La cinematografia coreana è assai più varia e vitale di quanto si possa immaginare. Noto nel Vecchio Continente soprattutto per i suoi autori, pluripremiati nei festival internazionali (Kim Ki-duk, Im Sang-soo e Park Chan-wook, per citarne alcuni), il cinema della Corea del Sud ogni anno scodella terribili drammi sul turbolento sistema scolare, altrettante commedie con innamorati dai cuori palpitanti e notevoli pellicole d’azione. Unica vetrina italiana per gettare uno sguardo su questa produzione è il Far East Film Festival di Udine, che da ben quattordici anni seleziona il meglio del cinema popolare dell’estremo oriente. Tra le sorprese dell’ultima annata, si segnala senz’altro Moby Dick di Park In-Jae, thriller giornalistico denso di colpi di scena e di lucide disamine della realtà politico-sociale del paese.
Ambientato nel 1994, quando la democrazia muoveva i primi passi nel paese, Moby Dick restituisce in pieno il clima da guerra fredda che si respirava allora (come oggi) utilizzando in maniera calzante gli stilemi classici del thriller sulla paranoia del complotto, ma ponendosi anche il fermo obiettivo di restituire uno sguardo sulla realtà che proviene “dal basso” e ben restituisce lo stato di tensione perenne in cui vive, ancora adesso, la popolazione.

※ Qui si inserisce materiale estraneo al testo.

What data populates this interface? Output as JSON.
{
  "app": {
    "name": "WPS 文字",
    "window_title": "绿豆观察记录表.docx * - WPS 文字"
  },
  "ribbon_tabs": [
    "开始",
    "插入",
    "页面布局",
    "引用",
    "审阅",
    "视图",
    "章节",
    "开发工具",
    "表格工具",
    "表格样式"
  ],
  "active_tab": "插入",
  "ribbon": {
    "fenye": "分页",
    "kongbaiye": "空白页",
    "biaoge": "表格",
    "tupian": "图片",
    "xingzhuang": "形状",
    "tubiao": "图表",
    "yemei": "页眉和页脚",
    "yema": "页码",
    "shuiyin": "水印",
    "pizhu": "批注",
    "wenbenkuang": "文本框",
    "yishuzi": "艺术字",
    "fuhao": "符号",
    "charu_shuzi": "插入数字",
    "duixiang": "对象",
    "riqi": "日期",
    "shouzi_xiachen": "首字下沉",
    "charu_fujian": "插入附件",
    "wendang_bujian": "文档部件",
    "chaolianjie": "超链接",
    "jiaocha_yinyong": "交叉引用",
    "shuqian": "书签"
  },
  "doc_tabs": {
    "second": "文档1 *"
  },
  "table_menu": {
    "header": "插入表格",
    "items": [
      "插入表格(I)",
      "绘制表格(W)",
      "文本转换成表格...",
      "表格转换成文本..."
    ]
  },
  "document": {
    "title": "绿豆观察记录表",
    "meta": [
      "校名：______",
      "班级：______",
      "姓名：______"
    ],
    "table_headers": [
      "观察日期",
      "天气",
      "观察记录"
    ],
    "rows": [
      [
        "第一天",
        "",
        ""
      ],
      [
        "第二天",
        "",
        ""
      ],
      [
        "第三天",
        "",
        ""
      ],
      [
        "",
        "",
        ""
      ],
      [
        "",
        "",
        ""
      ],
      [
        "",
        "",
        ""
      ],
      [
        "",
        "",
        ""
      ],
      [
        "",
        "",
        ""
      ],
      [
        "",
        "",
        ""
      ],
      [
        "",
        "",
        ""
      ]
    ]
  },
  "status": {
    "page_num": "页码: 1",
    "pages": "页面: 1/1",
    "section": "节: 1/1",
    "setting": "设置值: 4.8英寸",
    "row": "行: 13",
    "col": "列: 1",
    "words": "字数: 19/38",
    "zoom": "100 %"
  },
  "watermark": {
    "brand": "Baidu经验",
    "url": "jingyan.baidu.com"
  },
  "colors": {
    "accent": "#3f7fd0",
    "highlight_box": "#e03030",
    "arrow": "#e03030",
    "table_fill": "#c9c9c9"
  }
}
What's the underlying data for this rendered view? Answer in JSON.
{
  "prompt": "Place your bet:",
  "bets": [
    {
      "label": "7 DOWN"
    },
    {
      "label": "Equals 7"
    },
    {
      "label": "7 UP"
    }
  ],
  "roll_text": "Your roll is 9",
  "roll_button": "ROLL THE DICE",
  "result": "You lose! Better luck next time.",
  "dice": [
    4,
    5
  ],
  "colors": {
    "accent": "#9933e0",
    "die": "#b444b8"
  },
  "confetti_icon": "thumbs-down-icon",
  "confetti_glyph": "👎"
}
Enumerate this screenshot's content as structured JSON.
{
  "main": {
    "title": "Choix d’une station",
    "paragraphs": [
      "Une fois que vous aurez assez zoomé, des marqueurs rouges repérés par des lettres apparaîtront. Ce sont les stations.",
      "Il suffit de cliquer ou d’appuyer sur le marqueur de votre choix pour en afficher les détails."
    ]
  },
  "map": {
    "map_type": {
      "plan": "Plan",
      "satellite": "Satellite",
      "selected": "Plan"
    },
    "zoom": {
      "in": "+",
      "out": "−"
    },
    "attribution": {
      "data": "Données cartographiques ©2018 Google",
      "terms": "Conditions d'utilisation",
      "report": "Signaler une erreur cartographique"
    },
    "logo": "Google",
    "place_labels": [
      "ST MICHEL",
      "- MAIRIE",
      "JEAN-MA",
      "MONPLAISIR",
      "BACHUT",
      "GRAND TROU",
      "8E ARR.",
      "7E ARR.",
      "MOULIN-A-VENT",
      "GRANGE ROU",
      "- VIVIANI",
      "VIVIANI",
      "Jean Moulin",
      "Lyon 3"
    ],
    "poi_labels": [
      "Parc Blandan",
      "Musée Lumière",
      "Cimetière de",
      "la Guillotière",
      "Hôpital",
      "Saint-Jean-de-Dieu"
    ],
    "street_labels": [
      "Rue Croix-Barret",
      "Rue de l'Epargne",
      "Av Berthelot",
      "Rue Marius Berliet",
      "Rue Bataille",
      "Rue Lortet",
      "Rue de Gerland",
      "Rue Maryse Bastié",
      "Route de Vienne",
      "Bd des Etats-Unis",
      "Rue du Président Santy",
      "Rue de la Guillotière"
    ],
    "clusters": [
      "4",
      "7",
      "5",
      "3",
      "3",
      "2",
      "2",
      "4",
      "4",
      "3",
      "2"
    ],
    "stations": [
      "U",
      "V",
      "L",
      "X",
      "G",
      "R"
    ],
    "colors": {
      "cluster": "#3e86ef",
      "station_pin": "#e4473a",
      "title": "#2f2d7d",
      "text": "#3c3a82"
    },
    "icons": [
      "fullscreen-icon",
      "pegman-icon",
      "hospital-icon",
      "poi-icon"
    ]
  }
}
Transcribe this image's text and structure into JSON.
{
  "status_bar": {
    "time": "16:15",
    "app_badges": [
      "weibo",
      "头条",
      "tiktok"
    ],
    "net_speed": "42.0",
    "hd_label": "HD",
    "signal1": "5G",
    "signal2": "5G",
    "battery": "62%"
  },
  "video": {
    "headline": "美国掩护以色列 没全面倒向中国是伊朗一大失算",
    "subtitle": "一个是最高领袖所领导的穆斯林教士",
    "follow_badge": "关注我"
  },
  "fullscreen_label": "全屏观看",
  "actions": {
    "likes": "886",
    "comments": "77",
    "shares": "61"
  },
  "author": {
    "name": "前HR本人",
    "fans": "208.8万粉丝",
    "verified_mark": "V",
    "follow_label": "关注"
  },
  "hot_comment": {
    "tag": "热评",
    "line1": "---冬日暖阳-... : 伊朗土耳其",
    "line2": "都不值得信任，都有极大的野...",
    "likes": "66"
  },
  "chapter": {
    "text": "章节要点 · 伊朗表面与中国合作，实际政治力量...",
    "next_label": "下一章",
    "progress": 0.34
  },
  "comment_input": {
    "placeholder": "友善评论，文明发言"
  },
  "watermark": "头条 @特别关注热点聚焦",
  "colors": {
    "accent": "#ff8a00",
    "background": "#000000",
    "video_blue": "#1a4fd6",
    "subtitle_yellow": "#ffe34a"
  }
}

Brillante e ingegnosa metafora politica che si snocciola sotto gli occhi dello spettatore secondo i codici dell’indagine giornalistica, Moby Dick racconta la storia del reporter Lee Bang-Woo (Hwang Jeong-min) che, insieme alla sua task force (composta di un’esperta informatica e un collega giornalista) cerca di scoprire chi sono i veri mandanti di un’esplosione che ha causato la caduta di un ponte a Seoul, provocando la morte di due persone e il coma (forse irreversibile) di una terza. Convinto che si tratti di un crimine ordito da un’organizzazione segreta che vuole destabilizzare la nazione, facendo ricadere le colpe sui vicini nordcoreani, il nostro protagonista, grazie alle soffiate di un misterioso informatore, si imbarca dunque in un’avventura foriera di scoperte inquietanti e altrettanti pericoli. Dosando con sapienza e spiccato senso del ritmo colpi di scena, sequenze d’azione e momenti più distensivi volti a presentarci in maniera approfondita i personaggi, il regista Park In-Jae ci trascina in un’indagine serratissima e avvincente, capitanata da un leader (il bravissimo Hwang Jeong-min, già visto in La moglie dell’avvocato e A Bittersweet Life) carismatico e ben determinato a scoprire la verità. Park In-Jae non dimentica poi di lasciare il giusto spazio agli altri interpreti, virando verso il melò realistico con la storia del collega maschio (Kim Sang-ho) e sulla comicità (esilarante la scena dell’intercettazione nel pub) con il personaggio femminile (Kim Min-hie). Si configura dunque in Moby Dick una coralità insolita per il genere dell’action-thriller dove – come ci ha abituati Hollywood – l’eroe, specie se muscolare, ruba la scena ai suoi adiuvanti per provvedere all’usuale esaltazione del self made man americano. Qui invece il protagonista, come l’Acab del romanzo di Melville a cui fa riferimento il titolo del film, si ritrova continuamente a scontrarsi contro il muro di gomma delle oscure trame politiche di un governo ombra, come ben esemplificano le brevi sequenze subacquee che lo vedono immerso nell’Oceano; e, forte della propria caparbietà, è ben deciso a raggiungere il fondo e catturare la sua balena. Alla sua prima, riuscita prova nel lungometraggio, Park In-Jae ci regala dunque una bella, duplice lezione: di giornalismo e di cinema.